22nd President of Seton Hall University
- Incumbent
- Assumed office July 1, 2024
- Preceded by: Katia Passerini (interim)

Personal details
- Born: Mountainside, New Jersey, U.S.
- Education: Seton Hall University (BA) Pontifical Gregorian University (STB) Fordham University (PhD)

= Joseph R. Reilly =

American academic administrator

Joseph Richard Reilly is an American Catholic priest and academic administrator who has served as the 22nd president of Seton Hall University since July 2024.

==Early life and education==
Reilly was born in Mountainside, New Jersey. He received his early education from Seton Hall Preparatory School. Later, he earned a bachelor’s degree in psychology from Seton Hall University in 1987. In 1991, he was ordained a Catholic priest for the Archdiocese of Newark.

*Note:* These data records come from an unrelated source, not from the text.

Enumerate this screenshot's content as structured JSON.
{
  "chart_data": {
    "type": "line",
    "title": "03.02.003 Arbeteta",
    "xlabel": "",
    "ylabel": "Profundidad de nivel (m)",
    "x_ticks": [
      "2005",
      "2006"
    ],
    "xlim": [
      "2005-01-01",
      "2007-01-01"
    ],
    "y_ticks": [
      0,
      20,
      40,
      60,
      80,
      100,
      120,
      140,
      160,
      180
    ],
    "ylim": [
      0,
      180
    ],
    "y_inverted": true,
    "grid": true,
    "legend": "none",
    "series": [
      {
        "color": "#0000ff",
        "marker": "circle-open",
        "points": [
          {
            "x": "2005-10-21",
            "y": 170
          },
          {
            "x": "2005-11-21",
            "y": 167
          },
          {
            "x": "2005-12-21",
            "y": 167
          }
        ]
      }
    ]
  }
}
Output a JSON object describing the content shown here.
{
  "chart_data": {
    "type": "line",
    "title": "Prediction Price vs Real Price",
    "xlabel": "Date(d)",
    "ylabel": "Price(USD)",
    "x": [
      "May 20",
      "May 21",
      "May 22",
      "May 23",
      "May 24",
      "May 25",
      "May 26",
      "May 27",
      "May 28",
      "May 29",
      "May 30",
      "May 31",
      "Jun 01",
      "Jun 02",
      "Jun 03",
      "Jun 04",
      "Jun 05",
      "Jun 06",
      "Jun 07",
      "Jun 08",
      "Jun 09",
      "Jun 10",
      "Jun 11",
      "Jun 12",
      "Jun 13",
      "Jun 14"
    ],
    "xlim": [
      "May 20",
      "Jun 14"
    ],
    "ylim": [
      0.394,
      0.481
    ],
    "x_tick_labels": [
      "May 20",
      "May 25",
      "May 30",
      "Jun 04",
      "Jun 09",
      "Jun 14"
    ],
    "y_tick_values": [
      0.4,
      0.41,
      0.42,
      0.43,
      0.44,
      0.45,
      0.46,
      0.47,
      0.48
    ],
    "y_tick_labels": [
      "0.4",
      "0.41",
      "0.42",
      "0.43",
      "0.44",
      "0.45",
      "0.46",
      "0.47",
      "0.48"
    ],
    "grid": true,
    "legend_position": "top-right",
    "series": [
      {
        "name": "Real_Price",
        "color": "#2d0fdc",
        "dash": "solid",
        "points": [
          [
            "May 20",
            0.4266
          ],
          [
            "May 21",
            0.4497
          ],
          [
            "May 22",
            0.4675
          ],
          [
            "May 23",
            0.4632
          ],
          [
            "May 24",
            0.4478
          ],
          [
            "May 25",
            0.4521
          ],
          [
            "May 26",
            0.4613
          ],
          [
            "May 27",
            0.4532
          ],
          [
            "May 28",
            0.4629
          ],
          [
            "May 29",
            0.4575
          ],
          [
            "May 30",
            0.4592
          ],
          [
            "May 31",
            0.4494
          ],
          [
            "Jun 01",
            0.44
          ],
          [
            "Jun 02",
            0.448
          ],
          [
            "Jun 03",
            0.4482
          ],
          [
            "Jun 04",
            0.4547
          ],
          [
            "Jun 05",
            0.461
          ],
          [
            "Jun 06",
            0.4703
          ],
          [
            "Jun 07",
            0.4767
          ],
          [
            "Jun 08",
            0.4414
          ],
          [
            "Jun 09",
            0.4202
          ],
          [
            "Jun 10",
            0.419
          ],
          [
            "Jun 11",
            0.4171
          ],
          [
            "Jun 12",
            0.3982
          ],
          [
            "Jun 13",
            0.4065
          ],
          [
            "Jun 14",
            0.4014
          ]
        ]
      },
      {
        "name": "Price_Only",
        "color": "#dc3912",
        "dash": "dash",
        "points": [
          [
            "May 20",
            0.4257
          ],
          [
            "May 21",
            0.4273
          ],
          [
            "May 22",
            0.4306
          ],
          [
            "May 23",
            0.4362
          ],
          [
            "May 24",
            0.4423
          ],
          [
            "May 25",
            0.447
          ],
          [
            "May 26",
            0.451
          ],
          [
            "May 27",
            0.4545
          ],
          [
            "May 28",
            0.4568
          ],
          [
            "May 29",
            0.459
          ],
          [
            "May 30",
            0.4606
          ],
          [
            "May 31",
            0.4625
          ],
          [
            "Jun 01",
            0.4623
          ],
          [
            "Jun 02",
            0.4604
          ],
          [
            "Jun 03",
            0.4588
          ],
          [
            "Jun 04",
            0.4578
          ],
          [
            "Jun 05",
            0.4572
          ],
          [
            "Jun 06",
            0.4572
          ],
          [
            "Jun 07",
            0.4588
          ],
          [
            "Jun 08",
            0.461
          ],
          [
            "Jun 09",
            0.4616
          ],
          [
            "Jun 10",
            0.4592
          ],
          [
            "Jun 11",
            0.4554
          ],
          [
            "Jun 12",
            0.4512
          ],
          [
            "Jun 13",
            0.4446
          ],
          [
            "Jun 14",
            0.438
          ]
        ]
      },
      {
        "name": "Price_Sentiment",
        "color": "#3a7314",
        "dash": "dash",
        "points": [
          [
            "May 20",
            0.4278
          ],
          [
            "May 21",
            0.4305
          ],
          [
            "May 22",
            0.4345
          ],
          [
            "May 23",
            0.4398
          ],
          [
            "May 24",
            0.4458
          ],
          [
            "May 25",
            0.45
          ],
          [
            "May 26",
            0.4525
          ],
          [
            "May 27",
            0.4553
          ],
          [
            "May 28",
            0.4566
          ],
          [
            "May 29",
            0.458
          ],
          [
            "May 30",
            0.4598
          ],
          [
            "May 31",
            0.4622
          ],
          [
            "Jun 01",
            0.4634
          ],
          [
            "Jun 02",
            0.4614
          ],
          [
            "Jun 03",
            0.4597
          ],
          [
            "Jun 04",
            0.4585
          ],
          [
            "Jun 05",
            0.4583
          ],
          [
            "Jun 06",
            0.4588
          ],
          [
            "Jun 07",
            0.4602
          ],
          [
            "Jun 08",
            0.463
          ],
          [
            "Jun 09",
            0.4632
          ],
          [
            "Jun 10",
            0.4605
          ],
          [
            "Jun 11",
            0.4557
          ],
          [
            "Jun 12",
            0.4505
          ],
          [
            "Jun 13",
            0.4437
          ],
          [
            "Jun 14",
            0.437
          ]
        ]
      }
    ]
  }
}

Reilly completed advanced theological studies in Rome and holds a Bachelor of Sacred Theology from the Pontifical Gregorian University and a Licentiate in Sacred Theology from the Pontificio Istituto Teresianum. In 2004, he earned a Ph.D. in educational administration from Fordham University.

==Career==
After serving as a parochial vicar at St. Paul in Ramsey and St. Andrew in Bayonne, Reilly joined Seton Hall Preparatory School in 1995 as a theology teacher and chaplain. In 2002, he was appointed rector of St. Andrew’s Hall, the undergraduate seminary at Seton Hall University. In 2012, he was appointed Rector and Dean of the Immaculate Conception Seminary School of Theology, a position he held until 2022. After a one-year sabbatical, he served as Vice Provost of Academics and Catholic Identity.

On April 2, 2024, Reilly was named the university’s 22nd president, assuming office on July 1, 2024. His appointment represented a return to the university's tradition of leadership by a priest.

Reilly has served on several boards for the Archdiocese of Newark, including the Priest Personnel Board, the Advisory Committee on Continuing Education and Ongoing Formation of Priests, and the Archdiocesan Vocations Board. He has also been a member of the Board of Trustees for Seton Hall University. For the United States Conference of Catholic Bishops, he has served on the Faithful Citizenship Strategy Committee and the Catholic Social Teaching Task Force.

==Research==
Reilly's academic work focuses on Catholic education and youth formation. His 2004 dissertation, "The phenomenology of service: A study of the effect of service on male adolescent development," examined the role of service experiences in adolescent identity formation.

==Awards and honors==
In 2005, Pope John Paul II named him a Chaplain of His Holiness, granting him the title of Monsignor. In 2015, Pope Francis selected him as a Missionary of Mercy for the Holy Year of Mercy. That same year, the Irish Voice named him to its annual Irish Education 100 list.